- Native name: 神崎健二
- Born: December 8, 1963 (age 61)
- Hometown: Wakayama
- Nationality: Japanese

Career
- Achieved professional status: November 5, 1986 (aged 22)
- Badge Number: 179
- Rank: 8-dan
- Teacher: Renshō Nada [ja] (9-dan)
- Meijin class: Free
- Ryūō class: 6

Websites
- JSA profile page

= Kenji Kanzaki =

Japanese shogi player

Kenji Kanzaki (神崎 健二, Kanzaki Kenji) is a Japanese professional shogi player ranked 8-dan.

==Shogi professional==
In March 2018, Kanzaki finished the 76th Meijin Class C2 league (April 2017 – March 2018) with a record of 2 wins and 8 losses, earning a second consecutive demotion point which meant he was only one point away from automatic demotion to "Free Class" play. As a result, he declared his intention to the Japan Shogi Association to become a Free Class player as of April 2018 rather than risk automatic demotion.

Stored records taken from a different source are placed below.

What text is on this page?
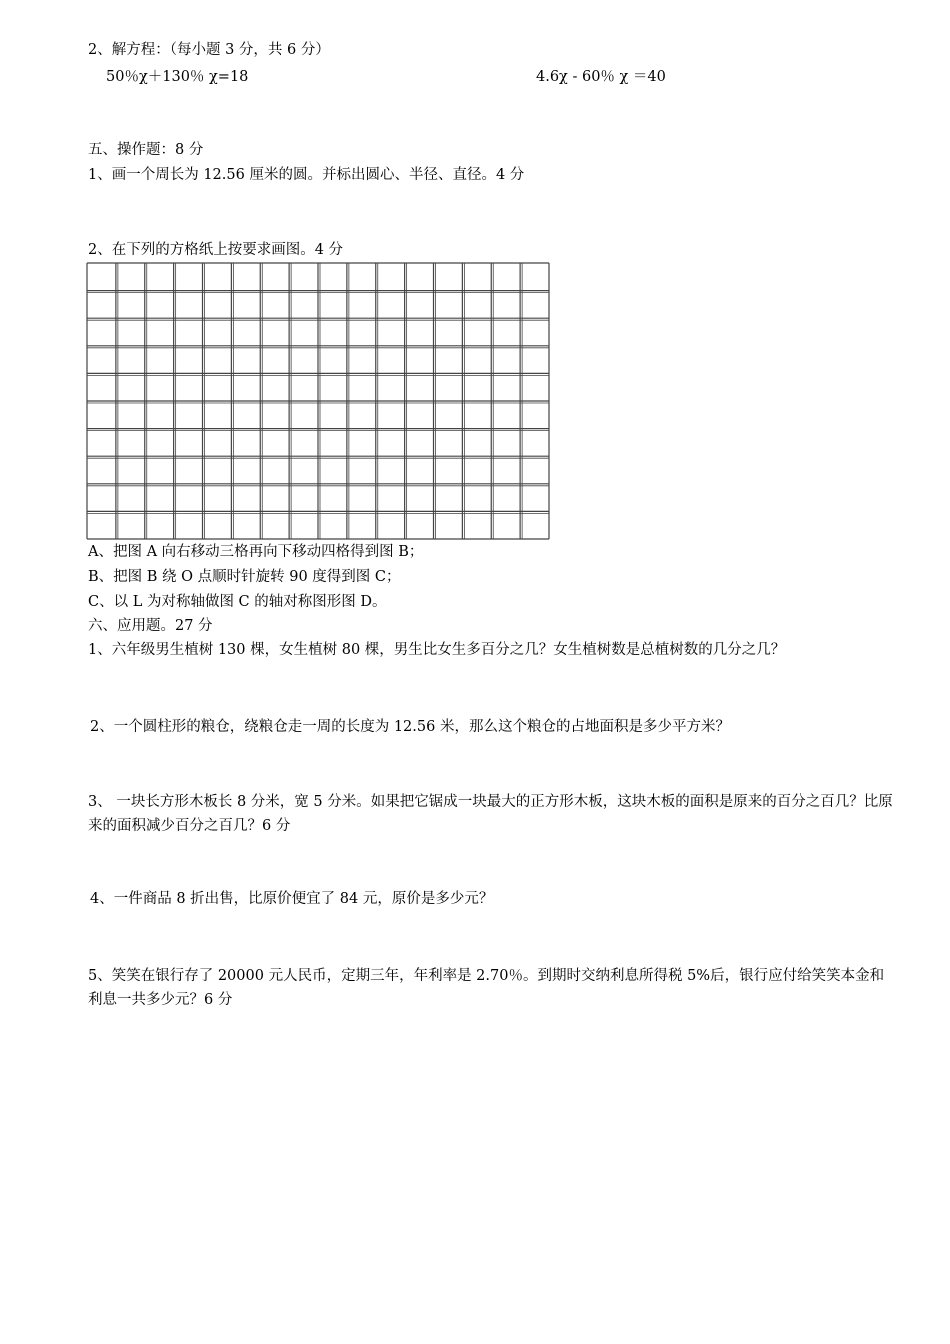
2、解方程：（每小题 3 分，共 6 分）
50％χ＋130％ χ=18	4.6χ - 60％ χ ＝40
五、操作题：8 分
1、画一个周长为 12.56 厘米的圆。并标出圆心、半径、直径。4 分
2、在下列的方格纸上按要求画图。4 分
A、把图 A 向右移动三格再向下移动四格得到图 B；
B、把图 B 绕 O 点顺时针旋转 90 度得到图 C；
C、以 L 为对称轴做图 C 的轴对称图形图 D。
六、应用题。27 分
1、六年级男生植树 130 棵，女生植树 80 棵，男生比女生多百分之几？女生植树数是总植树数的几分之几？
2、一个圆柱形的粮仓，绕粮仓走一周的长度为 12.56 米，那么这个粮仓的占地面积是多少平方米？
3、 一块长方形木板长 8 分米，宽 5 分米。如果把它锯成一块最大的正方形木板，这块木板的面积是原来的百分之百几？比原来的面积减少百分之百几？6 分
4、一件商品 8 折出售，比原价便宜了 84 元，原价是多少元？
5、笑笑在银行存了 20000 元人民币，定期三年，年利率是 2.70％。到期时交纳利息所得税 5%后，银行应付给笑笑本金和利息一共多少元？6 分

On August 2, 2022, Kanzaki defeated Tomoki Yokoyama 4-dan in 64th Ōi tournament play to become the 58th shogi professional to win 600 games.

===Promotion history===
The promotion history for Kanzaki is as follows:
- 7-kyū: 1977
- 1-dan: 1980
- 4-dan: November 5, 1986
- 5-dan: April 24, 1990
- 6-dan: May 24, 1994
- 7-dan: May 29, 2001
- 8-dan: August 15, 2016

===Awards and honors===
Kanzaki received the JSA's "25 Years Service Award" in recognition of being an active professional for twenty-five years in 2011. In addition, he received the JSA's "Shogi Honor Award" in August 2022 for winning 600 games as a professional.